1996 British/American television documentary

Triumph of the Nerds is a 1996 British/American television documentary, produced by John Gau Productions and Oregon Public Broadcasting for Channel 4 and PBS. It explores the development of the personal computer in the United States from World War II to 1995. It was first screened as three episodes between 14 and 28 April 1996 on Channel 4, and as a single programme on 12 June 1996 on PBS.

Triumph of the Nerds was written and hosted by Robert X. Cringely (Mark Stephens) and based on his 1992 book Accidental Empires. The documentary comprises interviews with important figures connected with the personal computer, including Steve Jobs, Steve Wozniak, Bill Gates, Steve Ballmer, Paul Allen, Bill Atkinson, Andy Hertzfeld, Ed Roberts, and Larry Ellison. It also includes archival footage of Gary Kildall and commentary from Douglas Adams, the author of the science fiction series The Hitchhiker's Guide to the Galaxy. The title Triumph of the Nerds is a play on the title of the 1984 comedy Revenge of the Nerds.

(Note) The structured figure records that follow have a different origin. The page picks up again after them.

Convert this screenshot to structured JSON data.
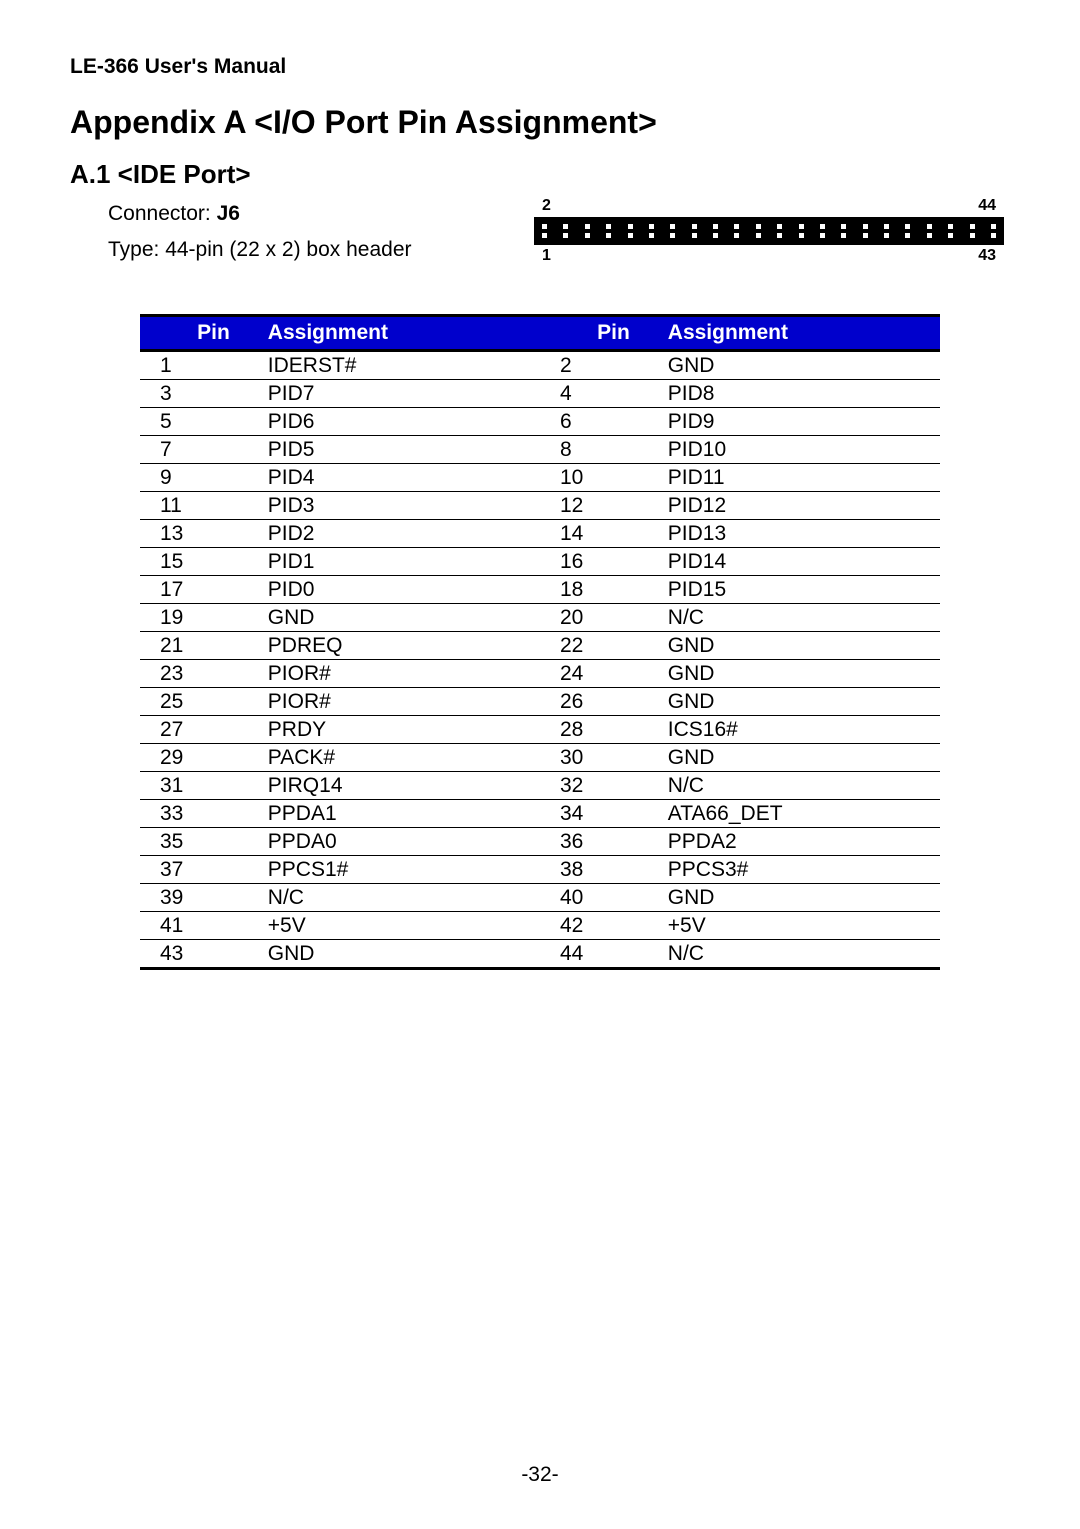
{
  "header": "LE-366 User's Manual",
  "appendix_title": "Appendix A <I/O Port Pin Assignment>",
  "section_title": "A.1 <IDE Port>",
  "connector_label": "Connector: ",
  "connector_name": "J6",
  "type_line": "Type: 44-pin (22 x 2) box header",
  "diagram": {
    "top_left": "2",
    "top_right": "44",
    "bottom_left": "1",
    "bottom_right": "43",
    "pins_per_row": 22
  },
  "table": {
    "header_color": "#0000cc",
    "header_text_color": "#ffffff",
    "columns": [
      "Pin",
      "Assignment",
      "Pin",
      "Assignment"
    ],
    "rows": [
      [
        "1",
        "IDERST#",
        "2",
        "GND"
      ],
      [
        "3",
        "PID7",
        "4",
        "PID8"
      ],
      [
        "5",
        "PID6",
        "6",
        "PID9"
      ],
      [
        "7",
        "PID5",
        "8",
        "PID10"
      ],
      [
        "9",
        "PID4",
        "10",
        "PID11"
      ],
      [
        "11",
        "PID3",
        "12",
        "PID12"
      ],
      [
        "13",
        "PID2",
        "14",
        "PID13"
      ],
      [
        "15",
        "PID1",
        "16",
        "PID14"
      ],
      [
        "17",
        "PID0",
        "18",
        "PID15"
      ],
      [
        "19",
        "GND",
        "20",
        "N/C"
      ],
      [
        "21",
        "PDREQ",
        "22",
        "GND"
      ],
      [
        "23",
        "PIOR#",
        "24",
        "GND"
      ],
      [
        "25",
        "PIOR#",
        "26",
        "GND"
      ],
      [
        "27",
        "PRDY",
        "28",
        "ICS16#"
      ],
      [
        "29",
        "PACK#",
        "30",
        "GND"
      ],
      [
        "31",
        "PIRQ14",
        "32",
        "N/C"
      ],
      [
        "33",
        "PPDA1",
        "34",
        "ATA66_DET"
      ],
      [
        "35",
        "PPDA0",
        "36",
        "PPDA2"
      ],
      [
        "37",
        "PPCS1#",
        "38",
        "PPCS3#"
      ],
      [
        "39",
        "N/C",
        "40",
        "GND"
      ],
      [
        "41",
        "+5V",
        "42",
        "+5V"
      ],
      [
        "43",
        "GND",
        "44",
        "N/C"
      ]
    ]
  },
  "page_number": "-32-"
}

Cringely followed the series with Nerds 2.0.1 (titled Glory of the Geeks in the UK), a history of the Internet to 1998. In 2012, Cringely released the full interview that Steve Jobs gave in 1995 for Triumph of the Nerds as Steve Jobs: The Lost Interview.

==Episodes==
As broadcast by Channel 4:

- Impressing Their Friends (14 April 1996)
- Riding the Bear (21 April 1996)
- Great Artists Steal (28 April 1996)

==Interviewees==

- Douglas Adams
- Paul Allen
- Bill Atkinson
- Steve Ballmer
- Dan Bricklin
- David Bunnell
- Rod Canion
- Esther Dyson
- Larry Ellison
- Chris Espinosa
- Gordon Eubanks
- Lee Felsenstein
- Bob Frankston
- Harry Garland
- Bill Gates
- Adele Goldberg
- Andy Hertzfeld
- Steve Jobs
- Gary Kildall
- Bill Lowe
- Roger Melen
- Bob Metcalfe
- Gordon Moore
- Tim Paterson
- Jeff Raikes
- Ed Roberts
- Arthur Rock
- John Sculley
- Charles Simonyi
- Bob Taylor
- Larry Tesler
- John Warnock
- Jim Warren
- Steve Wozniak

==Reception and influence==
Triumph of the Nerds was a successful series and Cringely noted in a 1998 interview that it was "a stalwart of [PBS] pledge drives all across America."

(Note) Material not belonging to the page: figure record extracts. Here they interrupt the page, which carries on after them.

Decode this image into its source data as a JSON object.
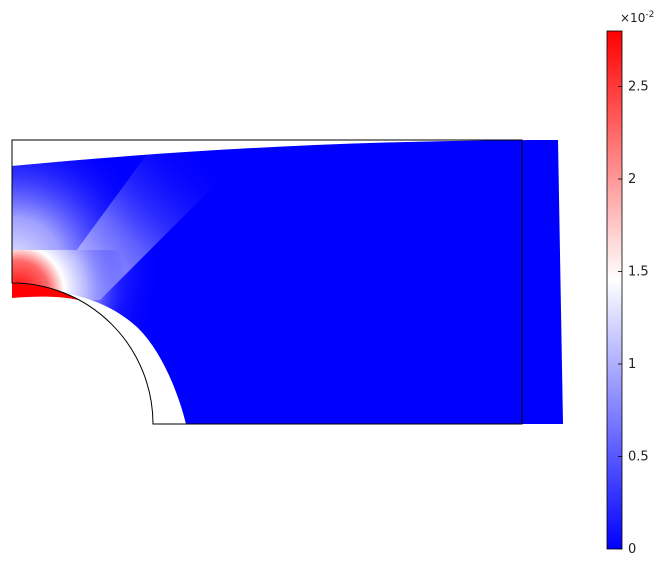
{
  "colorbar": {
    "multiplier_base": "×10",
    "multiplier_exp": "-2",
    "min_value": 0,
    "max_value": 2.8,
    "ticks": [
      {
        "value": 0,
        "label": "0"
      },
      {
        "value": 0.5,
        "label": "0.5"
      },
      {
        "value": 1,
        "label": "1"
      },
      {
        "value": 1.5,
        "label": "1.5"
      },
      {
        "value": 2,
        "label": "2"
      },
      {
        "value": 2.5,
        "label": "2.5"
      }
    ],
    "colors": {
      "low": "#0000ff",
      "mid": "#ffffff",
      "high": "#ff0000"
    }
  },
  "field": {
    "background_color": "#0000ff",
    "peak_color": "#ff0000",
    "outline_color": "#000000"
  }
}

Steve Wozniak discussed the film on the letters portion of his official website stating: "I liked Triumph of the Nerds. It was one of the best shows ever created of that kind. Everyone has the same opinion, so why ask me? I'm not a history expert and couldn't tell you what it missed or got wrong, but it seemed extremely thorough and insightful."

Actor Noah Wyle has also stated that after initially resisting the role, he finally agreed to portray Steve Jobs in the 1999 film Pirates of Silicon Valley after viewing Triumph of the Nerds.